Posted by: Richard Jefferys | March 05, 2007 at 02:46 PM
Thanks for your interest, and a very accurate summary of our work!
To address Paul and Richard's comments - we do feel that it is likely that aberrant activity of these elements in the context of natural HIV-1 infection does contribute to pathogenesis. However, further insight into their behaviour in that context is necessary before proposing any mechanisms i.e: one very important question is whether or not retrotransposition is strictly limited to HIV-1 infected cells.
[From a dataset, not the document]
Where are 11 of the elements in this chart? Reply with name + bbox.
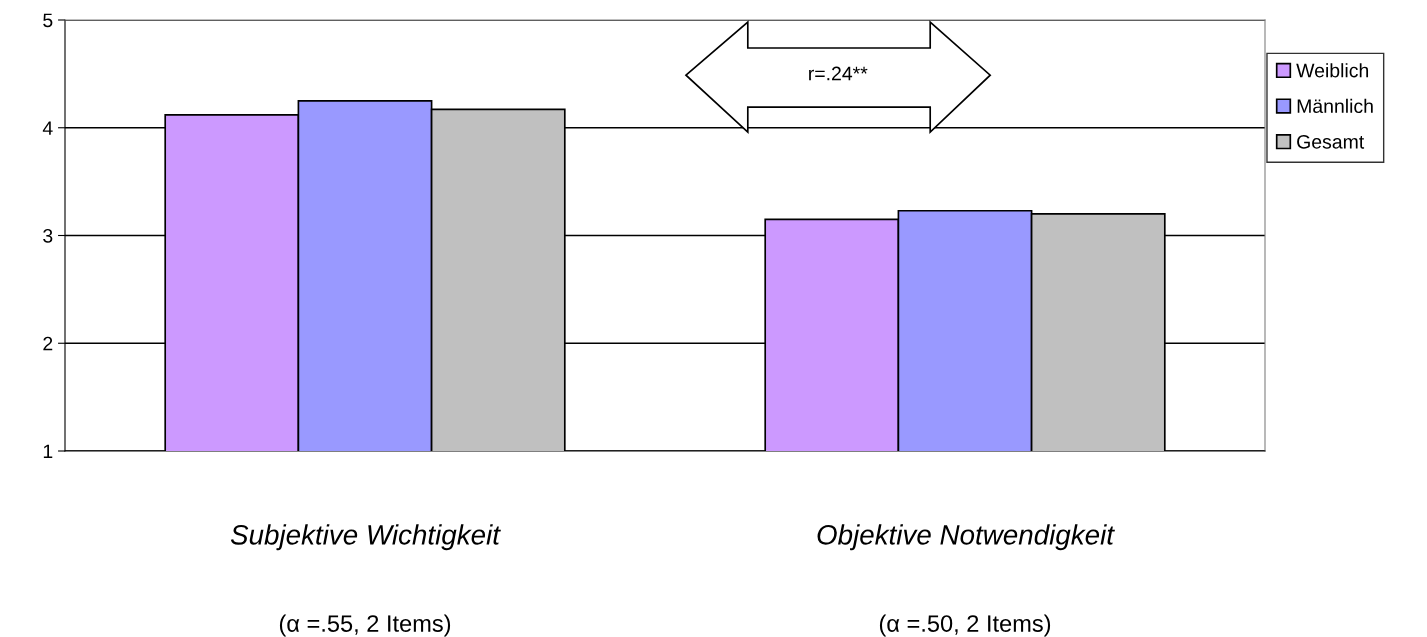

If so, this naturally sets limitations on any potential contribution to pathogenesis (but adds weight to the argument that these antigens can be used as surrogate markers of HIV-1 infected cells).
The inverse question which I find interesting, if a bit more abstract, is whether the retrotransposition of these elements could play a defensive role in retroviral infection i.e: the HIV-1 sequence containing the LINE-1 insertion that I pointed out in my talk, has essentially been inactivated by the LINE-1 element (as Vif, Vpr, Tat, and Rev are all deleted). Could newly inserted retroviruses potentially serve as hotspots for integration of endogenous elements - leading to distruption of the invasive virus?
Posted by: Brad Jones | March 05, 2007 at 09:18 PM
Thanks for the information & clarification Brad, very interesting work!
Posted by: Richard Jefferys | March 07, 2007 at 03:39 PM
Great comments! Endogenous retroviruses have been characterized in many species, feline, chicken, mouse, long before HIV. While they are generally not replication competent it is possible for them to act as loci of recombination with other retorviruses. In addition, replication incompetent viruses often become replication comeptent when there is co-infection with a replication competent retroviruses, e.g., tumor causing retorviruses such as Rous sarcoma virus. Usually this occurs between closely related retroviruses with the same or similar RNA sequences that facilitate incorporation into a virion. Are human endogenous retroviruses related to lentiviruses (HIV) or are they more typical of tumor viruses (alpha, beta, gamma, or spumiviruses)?